According to the National Institutes of Health, 80% of adults in the United States are affected by some form of periodontal disease. Most people don't even realize they have this problem, dismissing it as ordinary gingivitis.
What Causes Periodontal Disease?
The most common cause of periodontal disease is the buildup of dental plaque due to oral bacteria. As the plaque accumulates on the surface of the teeth, as well as in the crevices in between the teeth, toxins are released in the mouth, causing irritation and infection in the gums.
What are the Signs of Periodontal Disease?
Typical signs of periodontal disease include swollen and bleeding gums, bad breath that won’t go away even after using mouthwash, and loose or sensitive teeth. Sometimes, you may also experience pain while chewing your food or while brushing your teeth. In the early stages of the disease, you might notice blood in your spit after brushing your teeth. Since there is still no pain at this point, most people ignore this and do not consult with their dentists. Unfortunately, this is already a sign that there is a problem. Set up an appointment with the dentist as soon as possible.
What are the Treatment Options?
Before any treatment can be given, your dentist will check to see whether you do have periodontal disease or not. Your dentist will examine your gums for the presence of periodontal pockets and he or she may even order an X-ray to check for bone loss. Mild to moderate cases can be treated by a regular dentist but if your case is quite advanced, you may have to see a periodontist for proper treatment.
Generally, the treatment procedure begins with intensive cleaning, which includes scaling and root planing. You may have to go through this procedure once or up to four times; it depends on how severe your condition is. Your dentist will then teach you a special oral care routine to do at home for the following two weeks so that your gums can heal properly.
Again depending on how the treatment has progressed, you may have to undergo more procedures like laser treatments to eradicate the remaining bacteria and to remove the damaged gum tissues. For the more advanced cases of periodontal disease, more intensive treatment may be required, such as surgery, bone grafting, and tissue grafting.
How Can Periodontal Disease Be Prevented?

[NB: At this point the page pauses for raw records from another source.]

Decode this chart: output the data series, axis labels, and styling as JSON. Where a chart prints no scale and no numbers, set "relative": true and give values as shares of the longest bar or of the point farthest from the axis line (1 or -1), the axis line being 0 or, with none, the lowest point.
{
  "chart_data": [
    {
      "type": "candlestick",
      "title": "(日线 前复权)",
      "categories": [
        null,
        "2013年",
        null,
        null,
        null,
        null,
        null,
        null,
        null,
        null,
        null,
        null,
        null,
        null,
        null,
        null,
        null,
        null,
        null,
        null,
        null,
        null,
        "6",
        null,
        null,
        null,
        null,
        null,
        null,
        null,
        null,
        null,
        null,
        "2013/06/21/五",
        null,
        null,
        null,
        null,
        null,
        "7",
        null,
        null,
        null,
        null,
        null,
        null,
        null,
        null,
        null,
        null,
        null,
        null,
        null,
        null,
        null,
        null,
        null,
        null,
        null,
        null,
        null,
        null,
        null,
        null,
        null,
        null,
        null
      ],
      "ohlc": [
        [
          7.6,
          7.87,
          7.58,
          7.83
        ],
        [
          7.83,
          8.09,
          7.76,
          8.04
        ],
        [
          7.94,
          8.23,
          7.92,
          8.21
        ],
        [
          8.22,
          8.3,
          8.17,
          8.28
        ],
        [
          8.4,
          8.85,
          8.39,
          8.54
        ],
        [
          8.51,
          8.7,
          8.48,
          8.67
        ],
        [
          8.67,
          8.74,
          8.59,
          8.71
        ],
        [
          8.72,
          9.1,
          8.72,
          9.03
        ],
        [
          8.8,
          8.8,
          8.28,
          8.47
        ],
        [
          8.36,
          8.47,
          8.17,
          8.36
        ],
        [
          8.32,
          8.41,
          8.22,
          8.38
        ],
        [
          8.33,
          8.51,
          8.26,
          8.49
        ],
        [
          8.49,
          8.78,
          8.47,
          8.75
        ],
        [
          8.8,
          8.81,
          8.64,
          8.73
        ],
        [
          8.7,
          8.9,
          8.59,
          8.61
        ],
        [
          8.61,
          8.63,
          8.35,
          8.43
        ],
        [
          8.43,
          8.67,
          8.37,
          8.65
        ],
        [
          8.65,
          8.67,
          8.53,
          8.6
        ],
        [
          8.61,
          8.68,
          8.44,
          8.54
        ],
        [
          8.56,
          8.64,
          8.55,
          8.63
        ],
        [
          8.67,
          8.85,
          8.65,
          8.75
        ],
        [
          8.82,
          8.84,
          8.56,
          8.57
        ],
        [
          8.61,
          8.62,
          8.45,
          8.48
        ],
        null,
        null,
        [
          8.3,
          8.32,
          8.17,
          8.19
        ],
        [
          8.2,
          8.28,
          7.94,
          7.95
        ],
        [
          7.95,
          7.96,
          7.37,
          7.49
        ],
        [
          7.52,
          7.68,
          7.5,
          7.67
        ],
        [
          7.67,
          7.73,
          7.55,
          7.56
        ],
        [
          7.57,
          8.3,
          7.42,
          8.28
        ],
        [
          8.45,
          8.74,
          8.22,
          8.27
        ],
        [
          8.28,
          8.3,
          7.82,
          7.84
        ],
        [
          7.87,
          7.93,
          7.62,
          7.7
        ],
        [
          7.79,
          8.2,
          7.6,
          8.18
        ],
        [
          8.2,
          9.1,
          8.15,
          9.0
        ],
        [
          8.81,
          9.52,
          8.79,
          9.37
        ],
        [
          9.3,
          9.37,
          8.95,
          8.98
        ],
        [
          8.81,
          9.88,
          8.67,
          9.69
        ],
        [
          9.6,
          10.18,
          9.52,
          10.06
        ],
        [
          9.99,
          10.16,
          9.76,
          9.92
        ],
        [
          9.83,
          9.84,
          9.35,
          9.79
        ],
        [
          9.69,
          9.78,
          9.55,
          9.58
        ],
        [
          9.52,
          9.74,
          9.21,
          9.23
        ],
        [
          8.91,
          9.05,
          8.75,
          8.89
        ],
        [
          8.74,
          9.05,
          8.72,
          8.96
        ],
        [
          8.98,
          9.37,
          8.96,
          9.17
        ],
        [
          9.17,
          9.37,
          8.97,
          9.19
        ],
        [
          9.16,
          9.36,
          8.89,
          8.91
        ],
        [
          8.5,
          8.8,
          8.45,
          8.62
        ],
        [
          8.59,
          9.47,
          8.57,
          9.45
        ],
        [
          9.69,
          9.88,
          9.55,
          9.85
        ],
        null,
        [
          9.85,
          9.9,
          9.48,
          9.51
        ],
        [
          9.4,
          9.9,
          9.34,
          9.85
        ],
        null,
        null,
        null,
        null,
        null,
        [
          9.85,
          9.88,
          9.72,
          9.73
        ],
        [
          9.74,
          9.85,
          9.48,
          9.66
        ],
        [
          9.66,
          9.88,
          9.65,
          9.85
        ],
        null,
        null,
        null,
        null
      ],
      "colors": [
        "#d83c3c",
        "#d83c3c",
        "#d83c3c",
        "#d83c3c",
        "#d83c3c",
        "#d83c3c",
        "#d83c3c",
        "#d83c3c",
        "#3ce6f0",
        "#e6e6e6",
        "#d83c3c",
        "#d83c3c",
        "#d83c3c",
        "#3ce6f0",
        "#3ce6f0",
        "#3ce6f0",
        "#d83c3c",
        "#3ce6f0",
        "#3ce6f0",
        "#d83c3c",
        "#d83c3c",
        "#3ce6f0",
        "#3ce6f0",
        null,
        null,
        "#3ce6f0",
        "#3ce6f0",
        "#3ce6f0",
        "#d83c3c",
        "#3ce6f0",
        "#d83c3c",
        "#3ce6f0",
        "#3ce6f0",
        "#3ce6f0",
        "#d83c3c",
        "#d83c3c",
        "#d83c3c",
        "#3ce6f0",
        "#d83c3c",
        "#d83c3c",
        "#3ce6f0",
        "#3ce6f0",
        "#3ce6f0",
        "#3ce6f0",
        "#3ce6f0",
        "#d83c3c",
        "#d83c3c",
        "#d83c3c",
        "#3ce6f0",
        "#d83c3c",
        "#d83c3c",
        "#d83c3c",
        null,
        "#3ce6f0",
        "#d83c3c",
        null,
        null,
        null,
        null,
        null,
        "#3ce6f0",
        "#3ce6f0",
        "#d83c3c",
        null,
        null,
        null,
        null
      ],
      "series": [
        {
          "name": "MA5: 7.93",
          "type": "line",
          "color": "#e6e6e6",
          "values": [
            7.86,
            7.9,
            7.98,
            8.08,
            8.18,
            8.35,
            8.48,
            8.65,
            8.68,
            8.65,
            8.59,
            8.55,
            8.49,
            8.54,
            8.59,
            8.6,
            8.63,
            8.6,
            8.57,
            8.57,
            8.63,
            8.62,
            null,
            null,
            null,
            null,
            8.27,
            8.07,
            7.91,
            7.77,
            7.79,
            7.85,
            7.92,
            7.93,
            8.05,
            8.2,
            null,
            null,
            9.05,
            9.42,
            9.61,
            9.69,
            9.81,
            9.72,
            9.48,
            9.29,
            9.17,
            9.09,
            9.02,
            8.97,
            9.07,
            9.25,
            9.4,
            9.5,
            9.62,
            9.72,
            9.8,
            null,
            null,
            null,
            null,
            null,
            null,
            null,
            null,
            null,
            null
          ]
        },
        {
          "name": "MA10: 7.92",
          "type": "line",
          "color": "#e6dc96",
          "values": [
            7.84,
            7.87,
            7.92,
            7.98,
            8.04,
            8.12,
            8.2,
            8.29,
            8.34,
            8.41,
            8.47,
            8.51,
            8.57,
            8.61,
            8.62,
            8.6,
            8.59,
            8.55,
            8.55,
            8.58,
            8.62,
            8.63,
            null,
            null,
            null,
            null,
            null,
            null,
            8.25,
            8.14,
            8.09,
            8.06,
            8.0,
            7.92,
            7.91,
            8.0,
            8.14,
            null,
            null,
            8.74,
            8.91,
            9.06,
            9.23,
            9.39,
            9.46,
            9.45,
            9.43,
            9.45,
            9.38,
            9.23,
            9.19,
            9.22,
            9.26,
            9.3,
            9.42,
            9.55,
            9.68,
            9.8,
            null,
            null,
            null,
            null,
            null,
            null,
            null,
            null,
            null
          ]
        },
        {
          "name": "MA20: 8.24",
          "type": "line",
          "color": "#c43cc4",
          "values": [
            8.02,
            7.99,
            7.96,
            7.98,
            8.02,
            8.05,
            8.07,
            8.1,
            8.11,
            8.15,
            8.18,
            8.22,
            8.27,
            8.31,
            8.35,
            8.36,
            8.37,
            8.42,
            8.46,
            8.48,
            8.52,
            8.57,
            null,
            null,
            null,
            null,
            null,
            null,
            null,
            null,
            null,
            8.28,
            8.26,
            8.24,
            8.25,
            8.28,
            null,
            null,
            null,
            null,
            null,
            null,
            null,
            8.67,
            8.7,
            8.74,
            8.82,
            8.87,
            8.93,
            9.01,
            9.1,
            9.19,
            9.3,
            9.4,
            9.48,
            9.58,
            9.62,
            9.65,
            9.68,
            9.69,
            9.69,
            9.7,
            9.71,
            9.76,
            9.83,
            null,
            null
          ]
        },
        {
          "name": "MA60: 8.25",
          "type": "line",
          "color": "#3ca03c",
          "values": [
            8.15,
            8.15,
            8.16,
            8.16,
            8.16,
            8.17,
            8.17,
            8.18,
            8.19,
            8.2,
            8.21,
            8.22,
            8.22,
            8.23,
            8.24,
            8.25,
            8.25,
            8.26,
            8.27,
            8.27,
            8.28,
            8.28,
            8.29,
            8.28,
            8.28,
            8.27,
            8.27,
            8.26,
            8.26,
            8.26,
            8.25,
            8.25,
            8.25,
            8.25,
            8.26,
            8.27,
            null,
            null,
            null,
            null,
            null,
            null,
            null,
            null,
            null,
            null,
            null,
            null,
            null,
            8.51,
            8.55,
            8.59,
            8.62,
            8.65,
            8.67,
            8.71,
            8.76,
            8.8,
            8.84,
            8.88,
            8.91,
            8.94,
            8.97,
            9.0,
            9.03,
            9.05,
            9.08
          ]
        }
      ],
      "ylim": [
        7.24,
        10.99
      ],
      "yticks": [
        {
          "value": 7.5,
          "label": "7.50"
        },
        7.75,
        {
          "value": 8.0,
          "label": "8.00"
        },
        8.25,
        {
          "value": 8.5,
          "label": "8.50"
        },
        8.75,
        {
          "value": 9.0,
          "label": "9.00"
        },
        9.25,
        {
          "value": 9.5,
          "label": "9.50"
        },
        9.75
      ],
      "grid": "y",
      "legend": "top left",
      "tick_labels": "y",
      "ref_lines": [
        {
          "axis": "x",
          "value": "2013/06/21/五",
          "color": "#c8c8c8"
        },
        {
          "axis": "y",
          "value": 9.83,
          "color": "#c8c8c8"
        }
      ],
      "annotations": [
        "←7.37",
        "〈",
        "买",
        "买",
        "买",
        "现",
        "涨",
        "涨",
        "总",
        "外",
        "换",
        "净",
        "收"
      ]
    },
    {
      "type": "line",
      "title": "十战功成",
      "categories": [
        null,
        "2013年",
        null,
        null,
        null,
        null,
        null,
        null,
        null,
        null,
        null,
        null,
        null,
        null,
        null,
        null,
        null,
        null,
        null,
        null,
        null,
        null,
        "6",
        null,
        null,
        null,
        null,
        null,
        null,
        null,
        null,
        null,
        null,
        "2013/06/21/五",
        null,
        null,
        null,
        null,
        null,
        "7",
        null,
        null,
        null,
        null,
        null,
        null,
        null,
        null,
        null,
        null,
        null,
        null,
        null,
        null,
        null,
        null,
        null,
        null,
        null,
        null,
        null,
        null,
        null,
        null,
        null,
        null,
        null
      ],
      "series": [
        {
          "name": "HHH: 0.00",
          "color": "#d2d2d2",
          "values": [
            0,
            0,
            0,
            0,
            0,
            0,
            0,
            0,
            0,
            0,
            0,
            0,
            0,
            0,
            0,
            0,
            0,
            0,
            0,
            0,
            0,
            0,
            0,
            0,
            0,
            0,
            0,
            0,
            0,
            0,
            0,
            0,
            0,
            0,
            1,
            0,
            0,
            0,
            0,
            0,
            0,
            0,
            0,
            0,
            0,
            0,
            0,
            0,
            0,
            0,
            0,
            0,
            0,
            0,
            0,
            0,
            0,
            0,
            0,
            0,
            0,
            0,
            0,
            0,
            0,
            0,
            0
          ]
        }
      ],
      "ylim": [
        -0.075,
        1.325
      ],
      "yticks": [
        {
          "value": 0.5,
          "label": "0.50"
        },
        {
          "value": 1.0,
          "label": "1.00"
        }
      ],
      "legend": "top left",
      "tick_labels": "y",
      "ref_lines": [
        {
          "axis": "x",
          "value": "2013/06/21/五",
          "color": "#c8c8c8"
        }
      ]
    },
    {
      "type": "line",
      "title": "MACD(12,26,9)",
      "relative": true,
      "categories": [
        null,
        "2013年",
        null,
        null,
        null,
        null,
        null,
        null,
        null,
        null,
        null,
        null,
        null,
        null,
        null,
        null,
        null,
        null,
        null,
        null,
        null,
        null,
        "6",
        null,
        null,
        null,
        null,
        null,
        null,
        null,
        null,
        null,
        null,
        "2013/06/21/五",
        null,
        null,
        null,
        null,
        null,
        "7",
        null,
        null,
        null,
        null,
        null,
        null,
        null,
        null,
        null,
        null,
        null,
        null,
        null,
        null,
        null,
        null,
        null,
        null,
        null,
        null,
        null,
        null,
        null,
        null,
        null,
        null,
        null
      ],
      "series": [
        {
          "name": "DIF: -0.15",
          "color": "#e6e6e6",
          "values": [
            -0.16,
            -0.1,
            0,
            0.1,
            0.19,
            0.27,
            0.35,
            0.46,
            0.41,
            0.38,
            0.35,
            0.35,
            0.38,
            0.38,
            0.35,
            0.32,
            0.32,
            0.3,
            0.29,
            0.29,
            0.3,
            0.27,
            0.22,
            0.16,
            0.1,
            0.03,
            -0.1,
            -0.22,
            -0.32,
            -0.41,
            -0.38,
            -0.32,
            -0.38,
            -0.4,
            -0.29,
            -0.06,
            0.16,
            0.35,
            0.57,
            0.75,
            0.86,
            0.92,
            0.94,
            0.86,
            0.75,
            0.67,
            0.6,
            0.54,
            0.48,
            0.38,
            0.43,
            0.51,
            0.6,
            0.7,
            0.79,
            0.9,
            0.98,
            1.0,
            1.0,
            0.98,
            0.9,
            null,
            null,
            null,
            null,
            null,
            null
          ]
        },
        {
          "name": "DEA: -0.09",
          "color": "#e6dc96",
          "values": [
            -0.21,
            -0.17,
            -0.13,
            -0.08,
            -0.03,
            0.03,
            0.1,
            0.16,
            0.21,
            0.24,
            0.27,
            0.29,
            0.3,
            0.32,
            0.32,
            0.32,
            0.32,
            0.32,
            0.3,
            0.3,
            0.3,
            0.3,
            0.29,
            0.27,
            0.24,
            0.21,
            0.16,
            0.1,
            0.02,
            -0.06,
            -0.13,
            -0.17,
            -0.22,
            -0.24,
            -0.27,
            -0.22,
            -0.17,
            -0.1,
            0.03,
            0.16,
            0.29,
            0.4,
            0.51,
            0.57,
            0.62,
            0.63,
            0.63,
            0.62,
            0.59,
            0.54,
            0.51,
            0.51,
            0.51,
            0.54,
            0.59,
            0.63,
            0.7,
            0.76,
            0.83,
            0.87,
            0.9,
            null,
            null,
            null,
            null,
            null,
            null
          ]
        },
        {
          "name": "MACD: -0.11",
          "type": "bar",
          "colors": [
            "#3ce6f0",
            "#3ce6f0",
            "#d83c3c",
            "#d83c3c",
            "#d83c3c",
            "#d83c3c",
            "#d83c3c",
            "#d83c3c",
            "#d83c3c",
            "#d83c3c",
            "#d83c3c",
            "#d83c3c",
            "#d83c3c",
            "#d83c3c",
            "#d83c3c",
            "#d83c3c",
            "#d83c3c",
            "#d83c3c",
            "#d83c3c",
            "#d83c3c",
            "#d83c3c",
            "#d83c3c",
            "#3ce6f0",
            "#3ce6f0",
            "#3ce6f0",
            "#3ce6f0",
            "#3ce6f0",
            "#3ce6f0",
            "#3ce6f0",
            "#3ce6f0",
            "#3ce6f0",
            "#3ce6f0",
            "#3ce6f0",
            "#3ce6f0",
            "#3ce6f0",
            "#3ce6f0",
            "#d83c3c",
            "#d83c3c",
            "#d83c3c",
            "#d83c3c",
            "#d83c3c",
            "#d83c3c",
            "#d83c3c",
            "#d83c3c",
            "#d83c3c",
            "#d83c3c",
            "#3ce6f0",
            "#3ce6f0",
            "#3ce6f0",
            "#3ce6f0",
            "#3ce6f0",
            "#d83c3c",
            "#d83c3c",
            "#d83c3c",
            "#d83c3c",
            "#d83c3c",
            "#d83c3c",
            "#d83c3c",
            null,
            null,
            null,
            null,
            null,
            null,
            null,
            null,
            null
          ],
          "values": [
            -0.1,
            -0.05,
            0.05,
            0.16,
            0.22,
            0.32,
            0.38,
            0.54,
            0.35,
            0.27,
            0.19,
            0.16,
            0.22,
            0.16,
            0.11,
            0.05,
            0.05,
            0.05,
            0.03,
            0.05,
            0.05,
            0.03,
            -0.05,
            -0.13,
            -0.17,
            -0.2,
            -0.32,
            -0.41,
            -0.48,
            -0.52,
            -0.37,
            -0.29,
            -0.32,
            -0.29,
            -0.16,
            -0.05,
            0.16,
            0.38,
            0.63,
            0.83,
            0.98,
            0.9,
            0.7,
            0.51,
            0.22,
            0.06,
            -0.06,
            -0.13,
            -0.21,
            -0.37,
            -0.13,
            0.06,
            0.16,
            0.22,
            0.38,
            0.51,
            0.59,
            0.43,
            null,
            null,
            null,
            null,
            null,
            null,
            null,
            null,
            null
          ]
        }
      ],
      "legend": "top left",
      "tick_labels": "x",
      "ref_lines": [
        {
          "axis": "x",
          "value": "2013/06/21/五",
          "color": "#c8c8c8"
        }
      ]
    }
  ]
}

The best method for preventing periodontal disease is to practice proper oral hygiene. Brush your teeth after every meal, or at least twice a day. Make sure to floss once every day. Use an alcohol-free mouthwash after brushing. Regular professional cleaning by your dentist is also helpful, as this removes the plaque and tartar that even brushing and flossing cannot eliminate. Stick to a healthy diet; this is helpful for keeping your teeth and gums in healthy condition. Eat plenty of fresh fruits and vegetables and stay away from the sweets and processed foods. Drink at least eight glasses of water a day. This is good for rinsing the mouth and keeping it free of harmful oral bacteria.